Ludhiana, September 21
It was brute and barbaric display of force by the police as it went berserk while clearing the way for the Chief Minister’s cavalcade heading for the Kisan Mela, organised by Punjab Agricultural University here today. About a 100 police personnel, most of them males, went on the rampage pouncing on girl protesters from the newly set up Guru Angad Dev Veterinary and Animal Sciences University. Some of the police personnel even molested and tore clothes of some of the protesting girls also. The policemen were assisted in this barbaric show by their female colleagues as well.
This happened minutes before the Chief Minister, Capt Amarinder Singh was to address the main function after inaugurating the mela at the PAU grounds . About 20 odd girls from GADVASU were sitting on a peaceful dharna to register their protest with the Government. They said they wanted to convey to the Chief Minister their frustration over unemployment. Other students maintained that after the setting up of GADVASU they feared a bleak future as the university’s degrees were not being recognised anywhere else.
Some overenthusiastic police personnel wanted to remove the students who were shouting slogans against the government. They had already been encircled with a rope thrown around them. They could hardly move even if they intended to block the CM’s cavalcade from the makeshift helipad to the mela venue within the PAU campus. The students, however, clarified, that they had no intention to block the CM’s cavalcade.

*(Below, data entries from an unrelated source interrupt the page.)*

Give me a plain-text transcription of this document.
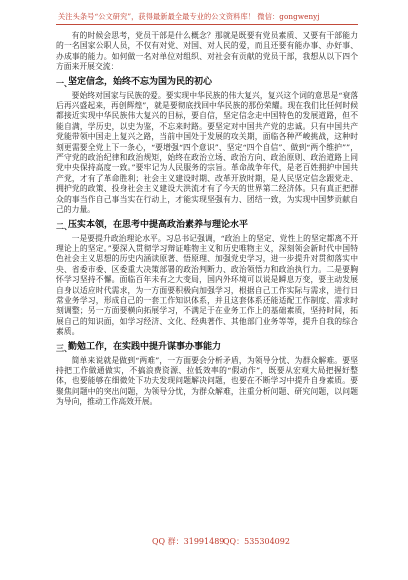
关注头条号“公文研究”，获得最新最全最专业的公文资料库！ 微信：gongwenyj

有的时候会思考，党员干部是什么概念？那就是既要有党员素质、又要有干部能力的一名国家公职人员，不仅有对党、对国、对人民的爱，而且还要有能办事、办好事、办成事的能力。如何做一名对单位对组织、对社会有贡献的党员干部，我想从以下四个方面来开展交流：

一、
坚定信念，始终不忘为国为民的初心

要始终对国家与民族的爱。要实现中华民族的伟大复兴，复兴这个词的意思是“衰落后再兴盛起来，再创辉煌”，就是要彻底找回中华民族的那份荣耀。现在我们比任何时候都接近实现中华民族伟大复兴的目标，要自信，坚定信念走中国特色的发展道路，但不能自满，学历史，以史为鉴，不忘来时路。要坚定对中国共产党的忠诚。只有中国共产党能带领中国走上复兴之路，当前中国处于发展的攻关期，面临各种严峻挑战，这种时刻更需要全党上下一条心，“要增强“四个意识”、坚定“四个自信”、做到“两个维护””，严守党的政治纪律和政治规矩，始终在政治立场、政治方向、政治原则、政治道路上同党中央保持高度一致。”要牢记为人民服务的宗旨。革命战争年代，是老百姓拥护中国共产党，才有了革命胜利；社会主义建设时期、改革开放时期，是人民坚定信念跟党走、拥护党的政策、投身社会主义建设大洪流才有了今天的世界第二经济体。只有真正把群众的事当作自己事当实在行动上，才能实现坚强有力、团结一致，为实现中国梦贡献自己的力量。

二、
压实本领，在思考中提高政治素养与理论水平

一是要提升政治理论水平。习总书记强调，“政治上的坚定、党性上的坚定都离不开理论上的坚定。”要深入贯彻学习辩证唯物主义和历史唯物主义，深刻领会新时代中国特色社会主义思想的历史内涵读原著、悟原理、加强党史学习，进一步提升对贯彻落实中央、省委市委、区委重大决策部署的政治判断力、政治领悟力和政治执行力。二是要胸怀学习坚持不懈。面临百年未有之大变局，国内外环境可以说是瞬息万变，要主动发展自身以适应时代需求，为一方面要积极向加强学习，根据自己工作实际与需求，进行日常业务学习，形成自己的一套工作知识体系，并且这套体系还能适配工作制度、需求时刻调整；另一方面要横向拓展学习，不满足于在业务工作上的基础素质，坚持时间，拓展自己的知识面，如学习经济、文化、经典著作、其他部门业务等等，提升自我的综合素质。

三、
勤勉工作，在实践中提升谋事办事能力

简单来说就是做到“两难”，一方面要会分析矛盾，为领导分忧、为群众解难。要坚持把工作做通做实，不搞浪费资源、拉低效率的“假动作”，既要从宏观大局把握好整体，也要能够在细微处下功夫发现问题解决问题，也要在不断学习中提升自身素质。要聚焦问题中的突出问题，为领导分忧，为群众解难，注重分析问题、研究问题，以问题为导向，推动工作高效开展。

QQ 群：31991489
QQ：535304092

As the students resisted the police move to evict them, the police started using force. The policemen left their female colleagues behind and started dragging the protesting girls pulling them by hair. Some police personnel even resorted to molestation while some of them tore the clothes of some girls. The incident would have provoked instant protests from the thousands of farmers who were moving around in the mela. But the huge posse of police personnel made everything invisible. The protesting girls were outnumbered and overpowered.
Within minutes they were physically lifted and thrown into the police vehicle which was already stationed there. Most of them suffered bruises and mild injuries as the police used all force it could do against the helpless girls. Some of the girls who put up some resistance tried to argue with the police personnel that their protest was peaceful. Their pleas and arguments fell on deaf ears.
As word spread in the mela and the city about the brutal lathi charge and molestation of the girls, there was a lot of resentment. A number of political and social organisations condemned the police excesses on the innocent students.